“‘Who are you?’ cried the sleeper, again awakened from his dreams.

“‘’Tis I, the God of Luck.’

“The man of letters sprang out of bed, and received the visitor with open arms in the dark cabin. The excellent god then wrote something with the tip of his finger on the poor man’s forehead and then disappeared.

“The cottager had hardly time to get back to bed when the God of Wealth again announced himself.

“This time, he was received in the most cordial manner, and at once placed in the poor man’s hand treasures of great value. He then asked the poor man to tell him why, after having at first refused to receive him, he now gave him so cordial a reception.

“‘Oh, it’s simple enough. Now I have got luck, which I hadn’t a short while ago. I knew that you always follow the God of Luck, and so it was him that I waited for.’”

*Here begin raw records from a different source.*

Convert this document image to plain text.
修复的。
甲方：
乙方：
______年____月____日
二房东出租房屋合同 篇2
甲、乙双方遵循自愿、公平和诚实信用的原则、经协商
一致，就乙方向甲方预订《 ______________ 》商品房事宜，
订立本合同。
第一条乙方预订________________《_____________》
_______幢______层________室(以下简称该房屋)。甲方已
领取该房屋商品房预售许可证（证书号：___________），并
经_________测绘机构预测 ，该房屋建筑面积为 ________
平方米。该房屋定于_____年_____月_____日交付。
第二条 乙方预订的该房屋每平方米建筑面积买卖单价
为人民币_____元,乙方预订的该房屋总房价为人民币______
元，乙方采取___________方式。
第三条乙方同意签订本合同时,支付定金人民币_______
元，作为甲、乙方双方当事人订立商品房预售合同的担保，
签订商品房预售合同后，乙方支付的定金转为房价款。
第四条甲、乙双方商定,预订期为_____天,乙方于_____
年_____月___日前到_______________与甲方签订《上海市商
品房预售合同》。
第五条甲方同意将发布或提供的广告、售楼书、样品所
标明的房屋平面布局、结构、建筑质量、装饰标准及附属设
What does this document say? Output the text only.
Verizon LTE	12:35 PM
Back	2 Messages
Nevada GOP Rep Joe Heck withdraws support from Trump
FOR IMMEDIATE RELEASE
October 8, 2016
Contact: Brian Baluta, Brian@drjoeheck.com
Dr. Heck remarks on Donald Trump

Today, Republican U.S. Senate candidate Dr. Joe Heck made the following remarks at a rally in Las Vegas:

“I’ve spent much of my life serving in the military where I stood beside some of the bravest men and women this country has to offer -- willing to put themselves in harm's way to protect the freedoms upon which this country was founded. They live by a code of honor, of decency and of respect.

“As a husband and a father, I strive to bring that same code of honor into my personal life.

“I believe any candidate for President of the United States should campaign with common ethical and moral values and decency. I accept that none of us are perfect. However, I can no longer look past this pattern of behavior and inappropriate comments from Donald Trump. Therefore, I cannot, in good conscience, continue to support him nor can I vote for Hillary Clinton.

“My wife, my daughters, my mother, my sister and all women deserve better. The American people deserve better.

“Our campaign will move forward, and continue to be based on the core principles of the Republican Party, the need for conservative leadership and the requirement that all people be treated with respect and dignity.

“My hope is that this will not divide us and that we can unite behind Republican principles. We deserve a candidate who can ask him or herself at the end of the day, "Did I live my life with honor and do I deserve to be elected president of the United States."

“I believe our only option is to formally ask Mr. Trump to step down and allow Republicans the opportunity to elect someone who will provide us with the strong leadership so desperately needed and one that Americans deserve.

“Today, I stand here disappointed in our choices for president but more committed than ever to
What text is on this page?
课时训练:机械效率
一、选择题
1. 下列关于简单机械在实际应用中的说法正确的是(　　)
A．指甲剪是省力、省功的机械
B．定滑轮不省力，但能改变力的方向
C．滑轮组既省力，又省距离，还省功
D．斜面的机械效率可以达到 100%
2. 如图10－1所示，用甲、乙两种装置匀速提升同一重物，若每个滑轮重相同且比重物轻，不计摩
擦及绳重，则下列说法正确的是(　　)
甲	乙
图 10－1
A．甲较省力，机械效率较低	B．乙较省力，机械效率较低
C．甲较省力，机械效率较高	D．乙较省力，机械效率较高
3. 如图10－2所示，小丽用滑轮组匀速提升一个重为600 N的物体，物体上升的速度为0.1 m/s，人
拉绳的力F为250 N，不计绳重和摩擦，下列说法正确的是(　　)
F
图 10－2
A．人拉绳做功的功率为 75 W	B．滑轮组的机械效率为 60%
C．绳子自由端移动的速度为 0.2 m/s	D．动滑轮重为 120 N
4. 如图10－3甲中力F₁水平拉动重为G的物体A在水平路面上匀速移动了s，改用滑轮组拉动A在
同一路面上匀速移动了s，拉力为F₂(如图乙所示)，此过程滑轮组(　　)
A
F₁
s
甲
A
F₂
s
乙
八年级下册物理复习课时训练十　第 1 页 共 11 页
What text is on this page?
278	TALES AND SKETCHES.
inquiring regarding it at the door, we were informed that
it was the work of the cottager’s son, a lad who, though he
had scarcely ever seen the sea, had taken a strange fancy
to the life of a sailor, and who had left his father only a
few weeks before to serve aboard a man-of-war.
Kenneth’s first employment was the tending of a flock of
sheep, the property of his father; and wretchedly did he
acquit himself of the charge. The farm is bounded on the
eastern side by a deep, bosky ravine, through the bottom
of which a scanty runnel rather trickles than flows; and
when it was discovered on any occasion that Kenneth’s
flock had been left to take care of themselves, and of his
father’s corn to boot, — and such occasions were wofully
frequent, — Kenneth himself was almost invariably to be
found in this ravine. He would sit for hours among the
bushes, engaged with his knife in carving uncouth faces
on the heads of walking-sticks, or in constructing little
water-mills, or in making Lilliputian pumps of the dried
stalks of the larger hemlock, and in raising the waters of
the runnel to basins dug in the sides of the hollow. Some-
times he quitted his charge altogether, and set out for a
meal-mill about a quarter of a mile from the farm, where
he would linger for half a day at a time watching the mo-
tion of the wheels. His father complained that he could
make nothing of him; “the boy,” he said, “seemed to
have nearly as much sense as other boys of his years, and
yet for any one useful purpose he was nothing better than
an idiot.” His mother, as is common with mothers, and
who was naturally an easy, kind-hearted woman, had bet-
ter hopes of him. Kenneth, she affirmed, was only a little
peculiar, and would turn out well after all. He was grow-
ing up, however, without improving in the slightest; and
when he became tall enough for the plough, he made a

It is evident that this means that without luck, fortune itself is worth nothing.

The God of Wealth, whose good works we have just related, is nowhere more fêted than in the town of Canton. Every evening, after the shops are closed, candles are lighted and incense is burned before his altars, which are fitted in niches on the outside of the shops. The whole town is illuminated and perfumed. This is an universal adoration to which no inhabitant of the Chinese empire gives himself up more fervently than the Cantonese, who are the most commercial of the Chinese. Now, the God of Wealth is also the God of Commerce, and that is as it should be, for commerce is money after all; at least, money is the object of trade and of traders. Plutus is the complement of Mercury.

The spring equinox, which we call the beginning of spring, often falls on the first days of the new year. Then, there is a great fête.